In Summe gilt es die generell gute Ausgangslage zu erhalten. Daher spricht vieles für strukturelle Förderungen, um Unterschiede zwischen den Regionen auch zukünftig auf niedrigem Niveau zu halten.

Von diesem Gesichtspunkt aus sind politische Initiativen, wie der „Masterplan für den ländlichen Raum“, zu begrüßen, die zum Ziel haben ausgewogene Lebensbedingungen in den Regionen Österreichs sicherzustellen.[9] Glücklicherweise ist dies - zumindest in der Lebenserwartung - bereits der Fall.[10] In diesem Sinne: Tu felix austria, vivas diu et in pace!

Fußnoten

[1] Eurostat (2021): Life expectancy by age, sex and NUTS 2 region, [online] Eurostat - Data Explorer (europa.eu).

[2] BGBl 1992/832.

[3] European Commission (2020): The 2021 Ageing Report Underlying Assumptions & Projection Methodologies, in: Institutional Paper, Nr. 142, [online] https://ec.europa.eu/info/sites/info/files/economy-finance/ip142_en.pdf.

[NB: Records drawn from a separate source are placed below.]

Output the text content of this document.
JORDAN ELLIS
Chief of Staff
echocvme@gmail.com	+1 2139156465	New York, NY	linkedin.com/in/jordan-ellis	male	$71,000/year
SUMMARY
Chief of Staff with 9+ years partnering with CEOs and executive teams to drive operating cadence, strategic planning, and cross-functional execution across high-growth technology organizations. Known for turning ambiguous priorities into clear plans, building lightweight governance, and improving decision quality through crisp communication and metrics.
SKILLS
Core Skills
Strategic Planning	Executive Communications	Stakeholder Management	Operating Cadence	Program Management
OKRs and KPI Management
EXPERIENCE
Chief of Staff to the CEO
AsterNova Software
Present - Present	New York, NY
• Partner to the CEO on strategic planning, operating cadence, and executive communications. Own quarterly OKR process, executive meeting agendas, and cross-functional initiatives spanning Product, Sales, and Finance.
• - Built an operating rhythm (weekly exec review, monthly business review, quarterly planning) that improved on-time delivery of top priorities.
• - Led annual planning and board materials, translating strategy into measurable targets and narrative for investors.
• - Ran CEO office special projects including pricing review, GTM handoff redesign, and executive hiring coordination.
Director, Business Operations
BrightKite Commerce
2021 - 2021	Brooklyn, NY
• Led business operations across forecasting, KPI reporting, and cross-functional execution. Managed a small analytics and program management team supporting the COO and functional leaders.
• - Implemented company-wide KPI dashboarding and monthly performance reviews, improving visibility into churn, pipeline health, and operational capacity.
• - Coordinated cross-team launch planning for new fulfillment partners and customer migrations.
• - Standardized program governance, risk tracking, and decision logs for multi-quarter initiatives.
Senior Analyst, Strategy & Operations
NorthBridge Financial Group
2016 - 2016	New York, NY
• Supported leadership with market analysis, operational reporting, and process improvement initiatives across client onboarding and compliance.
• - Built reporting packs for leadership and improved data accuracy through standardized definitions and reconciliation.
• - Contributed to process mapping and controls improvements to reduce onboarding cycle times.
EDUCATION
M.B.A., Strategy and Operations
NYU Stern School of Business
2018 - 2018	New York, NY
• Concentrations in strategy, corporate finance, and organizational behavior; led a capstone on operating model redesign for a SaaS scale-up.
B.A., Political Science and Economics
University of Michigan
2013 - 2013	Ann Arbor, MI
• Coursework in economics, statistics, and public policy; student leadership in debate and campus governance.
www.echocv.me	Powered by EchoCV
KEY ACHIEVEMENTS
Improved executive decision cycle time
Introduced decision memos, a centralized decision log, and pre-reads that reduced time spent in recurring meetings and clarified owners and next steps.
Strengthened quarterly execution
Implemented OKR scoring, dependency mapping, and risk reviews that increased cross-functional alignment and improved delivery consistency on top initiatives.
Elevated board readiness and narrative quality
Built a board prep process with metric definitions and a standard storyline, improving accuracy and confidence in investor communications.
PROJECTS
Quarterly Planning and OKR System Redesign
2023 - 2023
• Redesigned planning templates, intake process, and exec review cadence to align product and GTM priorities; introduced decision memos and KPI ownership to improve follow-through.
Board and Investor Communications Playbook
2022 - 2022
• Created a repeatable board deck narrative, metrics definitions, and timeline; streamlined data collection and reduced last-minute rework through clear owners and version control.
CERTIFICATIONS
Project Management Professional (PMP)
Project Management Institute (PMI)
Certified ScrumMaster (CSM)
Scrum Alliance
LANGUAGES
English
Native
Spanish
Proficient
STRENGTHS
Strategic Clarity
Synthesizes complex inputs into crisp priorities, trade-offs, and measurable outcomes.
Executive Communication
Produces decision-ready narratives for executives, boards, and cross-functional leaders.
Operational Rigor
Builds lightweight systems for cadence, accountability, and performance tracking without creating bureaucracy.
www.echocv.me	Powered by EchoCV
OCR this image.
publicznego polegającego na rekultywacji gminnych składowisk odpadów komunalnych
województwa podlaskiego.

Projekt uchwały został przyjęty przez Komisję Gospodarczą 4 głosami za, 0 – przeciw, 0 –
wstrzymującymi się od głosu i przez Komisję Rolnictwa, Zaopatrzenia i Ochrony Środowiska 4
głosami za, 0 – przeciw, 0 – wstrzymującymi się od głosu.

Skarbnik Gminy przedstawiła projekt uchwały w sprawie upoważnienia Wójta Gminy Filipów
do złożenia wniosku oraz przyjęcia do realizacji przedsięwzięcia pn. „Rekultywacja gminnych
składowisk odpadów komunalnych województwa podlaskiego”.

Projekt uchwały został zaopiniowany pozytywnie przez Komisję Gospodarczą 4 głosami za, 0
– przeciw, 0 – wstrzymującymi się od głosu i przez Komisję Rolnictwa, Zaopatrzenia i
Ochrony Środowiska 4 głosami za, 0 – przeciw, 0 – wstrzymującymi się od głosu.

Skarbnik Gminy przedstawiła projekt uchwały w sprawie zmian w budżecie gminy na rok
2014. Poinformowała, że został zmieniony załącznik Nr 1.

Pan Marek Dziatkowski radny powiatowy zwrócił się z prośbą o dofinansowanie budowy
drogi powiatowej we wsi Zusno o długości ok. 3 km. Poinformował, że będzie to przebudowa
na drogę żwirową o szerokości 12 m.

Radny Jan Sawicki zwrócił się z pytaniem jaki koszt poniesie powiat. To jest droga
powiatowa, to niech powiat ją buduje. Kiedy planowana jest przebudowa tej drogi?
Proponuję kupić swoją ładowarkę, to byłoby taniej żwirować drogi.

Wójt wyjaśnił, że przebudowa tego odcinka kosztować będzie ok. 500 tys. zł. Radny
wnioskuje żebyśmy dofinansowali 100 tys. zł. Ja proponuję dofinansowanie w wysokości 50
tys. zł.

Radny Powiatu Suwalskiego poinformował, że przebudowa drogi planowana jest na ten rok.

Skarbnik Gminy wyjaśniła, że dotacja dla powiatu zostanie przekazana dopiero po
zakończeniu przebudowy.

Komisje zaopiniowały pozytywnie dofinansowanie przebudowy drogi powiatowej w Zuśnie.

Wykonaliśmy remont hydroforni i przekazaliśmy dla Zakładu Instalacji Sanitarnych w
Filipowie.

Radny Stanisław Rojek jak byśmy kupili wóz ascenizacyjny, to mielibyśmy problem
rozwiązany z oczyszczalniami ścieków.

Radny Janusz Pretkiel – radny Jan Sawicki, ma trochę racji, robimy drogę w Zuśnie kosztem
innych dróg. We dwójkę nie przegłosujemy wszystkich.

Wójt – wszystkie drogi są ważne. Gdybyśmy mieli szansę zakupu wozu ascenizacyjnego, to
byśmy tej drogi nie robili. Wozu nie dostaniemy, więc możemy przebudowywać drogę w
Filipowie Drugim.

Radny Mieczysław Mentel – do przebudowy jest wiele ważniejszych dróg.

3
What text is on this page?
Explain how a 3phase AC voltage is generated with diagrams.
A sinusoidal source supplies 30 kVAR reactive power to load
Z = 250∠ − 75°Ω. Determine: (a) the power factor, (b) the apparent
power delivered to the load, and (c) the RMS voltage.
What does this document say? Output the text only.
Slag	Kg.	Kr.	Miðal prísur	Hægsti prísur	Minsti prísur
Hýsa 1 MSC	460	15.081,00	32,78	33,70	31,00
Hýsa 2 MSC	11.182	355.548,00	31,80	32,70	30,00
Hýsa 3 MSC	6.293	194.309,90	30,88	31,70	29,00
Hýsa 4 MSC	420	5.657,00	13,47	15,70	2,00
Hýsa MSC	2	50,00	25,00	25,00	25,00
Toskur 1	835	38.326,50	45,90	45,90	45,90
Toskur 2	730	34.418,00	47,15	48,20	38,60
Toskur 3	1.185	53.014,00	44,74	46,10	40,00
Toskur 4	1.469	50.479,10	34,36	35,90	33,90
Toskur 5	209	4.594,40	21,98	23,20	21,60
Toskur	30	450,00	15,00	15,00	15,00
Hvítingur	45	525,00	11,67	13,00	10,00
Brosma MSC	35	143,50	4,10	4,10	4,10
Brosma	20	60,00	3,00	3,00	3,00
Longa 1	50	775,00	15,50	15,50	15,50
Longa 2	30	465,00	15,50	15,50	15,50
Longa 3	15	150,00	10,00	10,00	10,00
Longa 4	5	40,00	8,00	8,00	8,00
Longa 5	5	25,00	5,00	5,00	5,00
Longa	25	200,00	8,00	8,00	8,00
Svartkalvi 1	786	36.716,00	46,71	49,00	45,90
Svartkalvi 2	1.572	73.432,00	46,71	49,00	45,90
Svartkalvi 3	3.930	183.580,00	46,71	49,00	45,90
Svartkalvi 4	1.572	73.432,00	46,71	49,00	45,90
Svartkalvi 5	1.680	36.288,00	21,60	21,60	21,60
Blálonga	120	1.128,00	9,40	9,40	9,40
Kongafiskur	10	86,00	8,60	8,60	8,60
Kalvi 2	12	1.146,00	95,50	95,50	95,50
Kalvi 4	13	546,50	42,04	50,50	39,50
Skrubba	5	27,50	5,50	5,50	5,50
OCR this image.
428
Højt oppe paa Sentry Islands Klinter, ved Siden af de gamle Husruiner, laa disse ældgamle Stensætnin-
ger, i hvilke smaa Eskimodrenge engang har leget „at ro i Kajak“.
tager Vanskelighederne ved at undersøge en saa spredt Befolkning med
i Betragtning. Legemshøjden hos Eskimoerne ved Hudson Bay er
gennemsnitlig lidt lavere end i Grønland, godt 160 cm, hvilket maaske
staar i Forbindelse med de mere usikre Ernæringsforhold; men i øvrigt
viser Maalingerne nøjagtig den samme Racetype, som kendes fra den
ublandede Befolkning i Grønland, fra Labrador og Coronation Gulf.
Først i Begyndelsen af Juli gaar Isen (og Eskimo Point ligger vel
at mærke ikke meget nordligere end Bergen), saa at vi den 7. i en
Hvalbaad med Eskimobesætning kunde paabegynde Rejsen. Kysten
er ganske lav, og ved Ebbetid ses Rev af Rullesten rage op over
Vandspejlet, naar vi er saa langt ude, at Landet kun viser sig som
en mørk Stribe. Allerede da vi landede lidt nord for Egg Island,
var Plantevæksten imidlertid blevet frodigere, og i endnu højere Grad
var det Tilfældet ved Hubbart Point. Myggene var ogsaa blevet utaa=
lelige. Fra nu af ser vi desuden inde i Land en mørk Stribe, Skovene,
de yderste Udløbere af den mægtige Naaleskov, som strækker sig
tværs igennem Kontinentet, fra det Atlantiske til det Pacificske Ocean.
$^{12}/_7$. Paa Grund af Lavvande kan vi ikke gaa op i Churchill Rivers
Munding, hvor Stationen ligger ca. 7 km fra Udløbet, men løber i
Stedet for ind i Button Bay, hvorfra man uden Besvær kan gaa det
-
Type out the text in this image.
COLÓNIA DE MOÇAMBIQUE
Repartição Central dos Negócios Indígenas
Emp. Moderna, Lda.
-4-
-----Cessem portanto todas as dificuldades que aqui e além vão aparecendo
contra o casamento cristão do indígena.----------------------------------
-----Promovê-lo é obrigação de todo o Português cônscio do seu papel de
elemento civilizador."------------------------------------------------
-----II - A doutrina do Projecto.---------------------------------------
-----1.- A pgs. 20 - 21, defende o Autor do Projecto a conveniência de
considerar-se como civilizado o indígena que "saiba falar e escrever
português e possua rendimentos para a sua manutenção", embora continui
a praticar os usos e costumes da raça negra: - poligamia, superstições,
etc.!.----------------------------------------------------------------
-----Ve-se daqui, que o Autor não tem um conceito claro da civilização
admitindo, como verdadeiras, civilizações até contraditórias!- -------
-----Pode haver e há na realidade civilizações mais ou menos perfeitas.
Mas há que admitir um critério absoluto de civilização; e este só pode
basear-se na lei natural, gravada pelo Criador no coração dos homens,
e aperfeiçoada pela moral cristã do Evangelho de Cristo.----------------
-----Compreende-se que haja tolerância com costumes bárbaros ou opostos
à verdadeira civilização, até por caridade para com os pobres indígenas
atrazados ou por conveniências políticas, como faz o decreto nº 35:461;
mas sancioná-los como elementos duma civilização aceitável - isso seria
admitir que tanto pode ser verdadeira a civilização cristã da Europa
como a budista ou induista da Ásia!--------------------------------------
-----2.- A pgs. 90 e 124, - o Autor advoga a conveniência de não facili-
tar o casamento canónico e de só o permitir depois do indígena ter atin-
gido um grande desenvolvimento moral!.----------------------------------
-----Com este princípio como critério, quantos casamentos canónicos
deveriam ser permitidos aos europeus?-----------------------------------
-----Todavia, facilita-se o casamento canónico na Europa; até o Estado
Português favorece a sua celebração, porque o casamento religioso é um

[4] Berger, Johannes; Strohner, Ludwig; Thomas, Tobias (2018): Reformszenarien für eine nachhaltige Finanzierung des österreichischen Pensionssystems, in: Policy Note, Nr. 23, EcoAustria - Institute for Economic Research, Wien.

[5] Dörstelmann, Felix (2021): Eine Frage der Perspektive? Nationale und regionale Auswirkung der Erhöhung des gesetzlichen Rentenalters auf das Verhältnis von Arbeits- zu Rentenzeit, forthcoming.

[6] Dörstelmann, Felix (2020a): Analysis of the relationship between working time and retirement time in the NUTS 2 regions of Hungary in the light of gender and regional disparities, in: International Journal of Advanced Research, Nr. 8(12), S. 309 – 320.

[7] Dörstelmann, Felix (2020b): Trends in gender and regional disparities in the Romanian pension system - Analysis of the relation of working time to retirement time across the NUTS 2 regions, in: International Academic Journal, Nr. 1(1), S. 31 – 40.

[8] Bundesministerium Soziales, Gesundheit, Pflege und Konsumentenschutz (2021): Pensionserhöhung, [online] https://www.sozialministerium.at/Themen/Soziales/Sozialversicherung/Pensionsversicherung/Pensionserh%C3%B6hung.html.

[9] Bundesministerium für Land- und Forstwirtschaft, Umwelt und Wasserwirtschaft (2017): Masterplan für den ländlichen Raum, [online] https://www.bmlrt.gv.at/service/publikationen/land/masterplan-laendlicher-raum.html.

[10] Zur Berücksichtigung der Vermögensverteilung unter Berücksichtigung von Wohneigentum vgl. Eckardt, M./Dötsch, J./Okruch, S. (eds.)(2018): Old-Age Provision and Homeownership - Fiscal Incentives and Other Public Policy Options, Heidelberg: Springer.